Martha Schwarz, Uckermark Toplama Kampındaki kızların ve genç kadınların açlıktan nasıl kaçmaya çalıştıklarını anlatıyor:
“Ve sonrasında artık yaptım ve geçerken bir salatalığı aldım. Ama hele gardiyan kadınlardan biri benim çiğnememi görseydi. Kampımızın arkasında çok büyük Brüksel lahanalı bir tarla vardı. Brüksel lahanası mahsulleri toplanmıştı ve biz de kökleri yiyorduk. İnanılır değil ama bu bir gerçek. Bizim için genelde her şey yasaktı: Ve uyarı da her zaman sağlığımızın zarar göreceği ve çalışama hale geleceğimiz yönündeydi.”

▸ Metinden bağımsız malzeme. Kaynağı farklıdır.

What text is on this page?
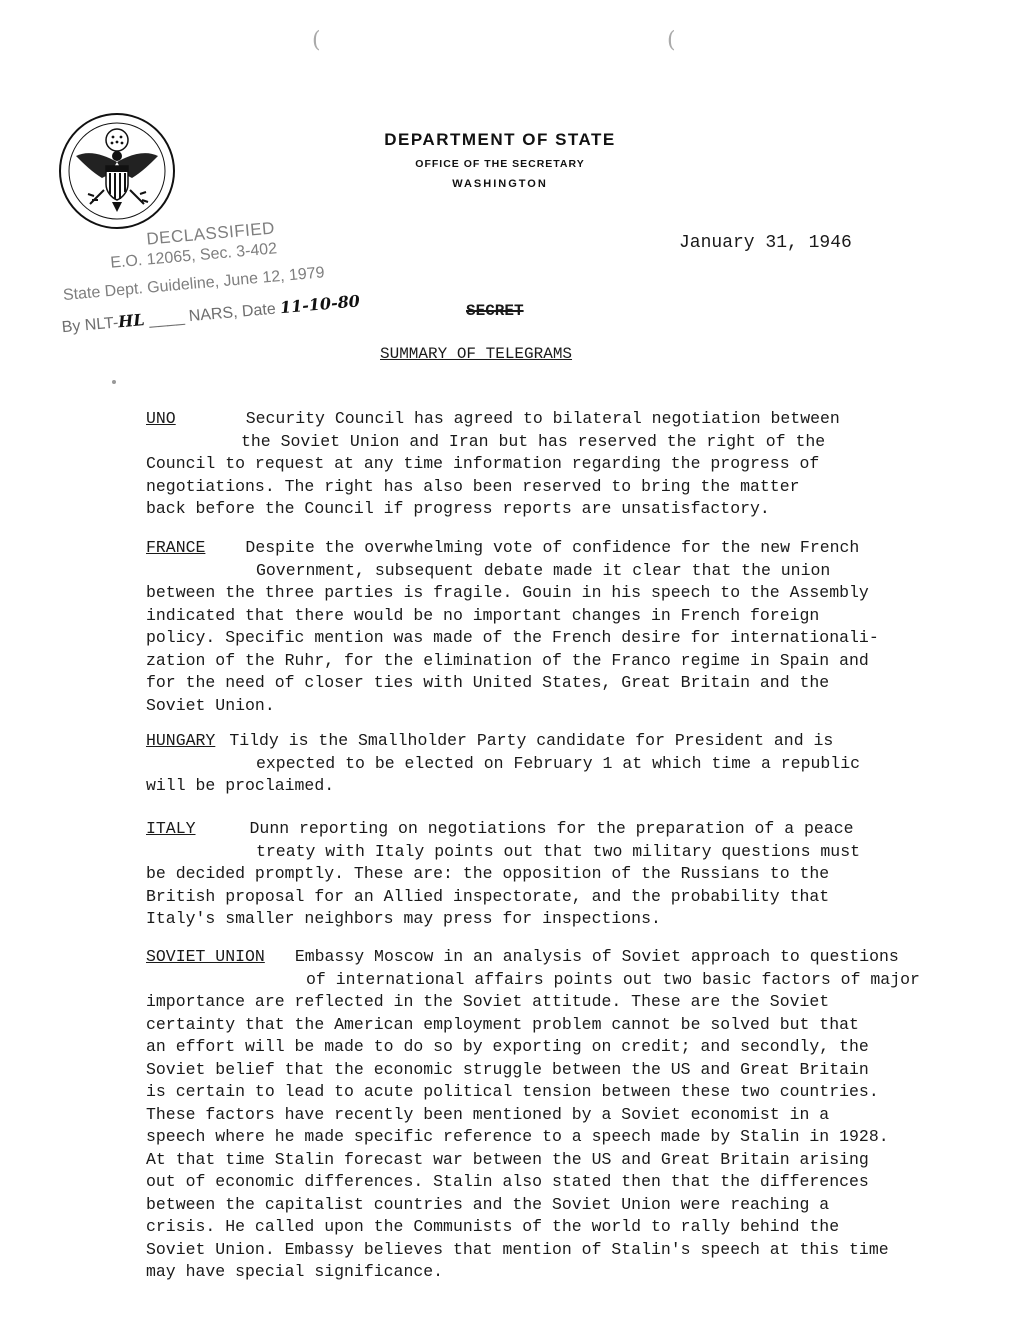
(	(
DEPARTMENT OF STATE
OFFICE OF THE SECRETARY
WASHINGTON
January 31, 1946
DECLASSIFIED
E.O. 12065, Sec. 3-402
State Dept. Guideline, June 12, 1979
By NLT-HL ____ NARS, Date 11-10-80	SECRET
SUMMARY OF TELEGRAMS
UNO	Security Council has agreed to bilateral negotiation between
the Soviet Union and Iran but has reserved the right of the
Council to request at any time information regarding the progress of
negotiations. The right has also been reserved to bring the matter
back before the Council if progress reports are unsatisfactory.
FRANCE Despite the overwhelming vote of confidence for the new French
Government, subsequent debate made it clear that the union
between the three parties is fragile. Gouin in his speech to the Assembly
indicated that there would be no important changes in French foreign
policy. Specific mention was made of the French desire for internationali-
zation of the Ruhr, for the elimination of the Franco regime in Spain and
for the need of closer ties with United States, Great Britain and the
Soviet Union.
HUNGARY Tildy is the Smallholder Party candidate for President and is
expected to be elected on February 1 at which time a republic
will be proclaimed.
ITALY	Dunn reporting on negotiations for the preparation of a peace
treaty with Italy points out that two military questions must
be decided promptly. These are: the opposition of the Russians to the
British proposal for an Allied inspectorate, and the probability that
Italy's smaller neighbors may press for inspections.
SOVIET UNION Embassy Moscow in an analysis of Soviet approach to questions
of international affairs points out two basic factors of major
importance are reflected in the Soviet attitude. These are the Soviet
certainty that the American employment problem cannot be solved but that
an effort will be made to do so by exporting on credit; and secondly, the
Soviet belief that the economic struggle between the US and Great Britain
is certain to lead to acute political tension between these two countries.
These factors have recently been mentioned by a Soviet economist in a
speech where he made specific reference to a speech made by Stalin in 1928.
At that time Stalin forecast war between the US and Great Britain arising
out of economic differences. Stalin also stated then that the differences
between the capitalist countries and the Soviet Union were reaching a
crisis. He called upon the Communists of the world to rally behind the
Soviet Union. Embassy believes that mention of Stalin's speech at this time
may have special significance.
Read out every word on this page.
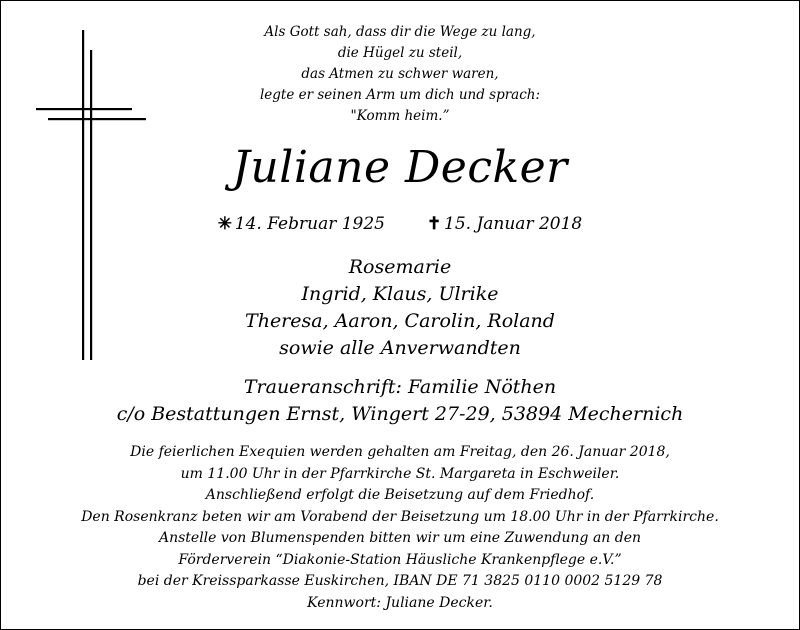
Als Gott sah, dass dir die Wege zu lang,
die Hügel zu steil,
das Atmen zu schwer waren,
legte er seinen Arm um dich und sprach:
"Komm heim.”
Juliane Decker
✳ 14. Februar 1925 ✝ 15. Januar 2018
Rosemarie
Ingrid, Klaus, Ulrike
Theresa, Aaron, Carolin, Roland
sowie alle Anverwandten
Traueranschrift: Familie Nöthen
c/o Bestattungen Ernst, Wingert 27-29, 53894 Mechernich
Die feierlichen Exequien werden gehalten am Freitag, den 26. Januar 2018,
um 11.00 Uhr in der Pfarrkirche St. Margareta in Eschweiler.
Anschließend erfolgt die Beisetzung auf dem Friedhof.
Den Rosenkranz beten wir am Vorabend der Beisetzung um 18.00 Uhr in der Pfarrkirche.
Anstelle von Blumenspenden bitten wir um eine Zuwendung an den
Förderverein “Diakonie-Station Häusliche Krankenpflege e.V.”
bei der Kreissparkasse Euskirchen, IBAN DE 71 3825 0110 0002 5129 78
Kennwort: Juliane Decker.
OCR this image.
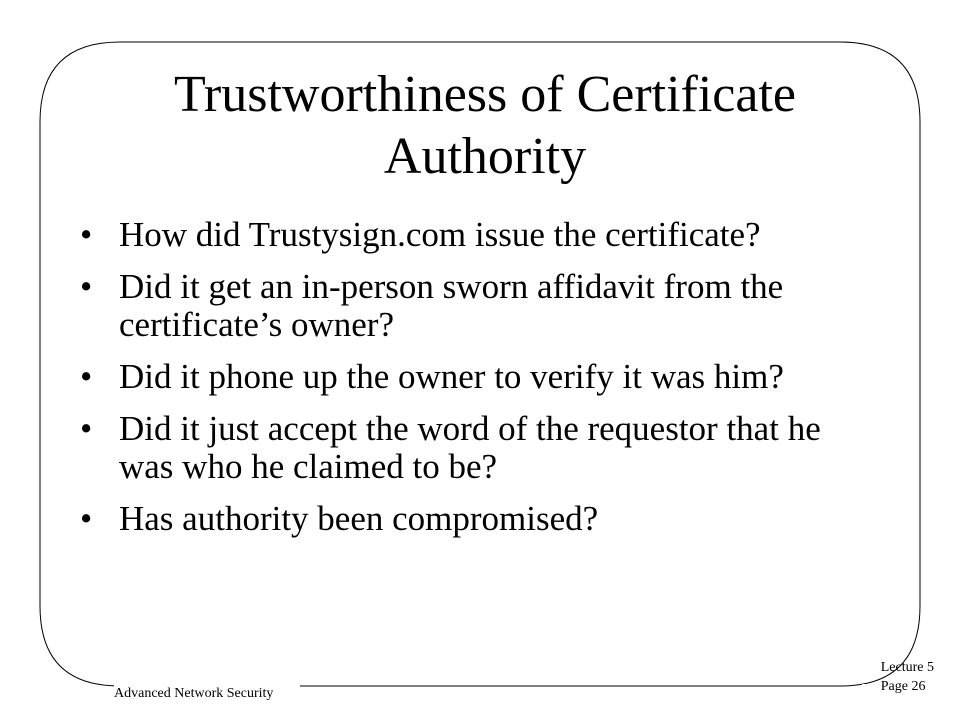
Trustworthiness of Certificate Authority
• How did Trustysign.com issue the certificate?
• Did it get an in-person sworn affidavit from the certificate’s owner?
• Did it phone up the owner to verify it was him?
• Did it just accept the word of the requestor that he was who he claimed to be?
• Has authority been compromised?
Advanced Network Security
Lecture 5
Page 26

Kamp düzenine karşı en ufak ihlalde örneğin yemekten mahrum etme, ceza sporu, ceza olarak ayakta durma, daha sıkı kapalı tutulma ve dayak cezaları (son ikisi Ravensbrück Toplama Kampında icra edildi) gibi en ağır cezalar verildi.
“…çalışırken yaklaşık 4 kızdık. Erkekler [Ravensbrück Erkek Kampının tutukluları], sormamız üzerine bize sigaralar verdi. Sigaraları da içiyorduk ve grubumuzdan biri bunu rapor etti. Bunun üzerine blok resmen kilit altına alındı ve kamp yöneticisi tüm ekibiyle geldi – ve çizmelerini kullandı yani önce bizi dövdü ve yere düştüğümüzde bize çizmeleri ile saldırdı. [...] Sonuç olarak 4 veya 5 gün Ravensbrück‘te sığınakta kilitli aldım.”
“Konuşmamız yasaktı. Biriyle irtibata geçmeye çalıştığımız anda cezalar yağardı.”
“Beni daha sık cezalandırıyorlardı. Ben küstah ve dik kafalıydım ve hiçbir şeye sessiz kalmadım. Bu kamp yönetimine bildirildi. Bunun için de çok sağlam şekilde cezalandırıldım. Ve bir seferinde ceza olarak on dört gün kadın kampında sığınakta kilitli kaldım.”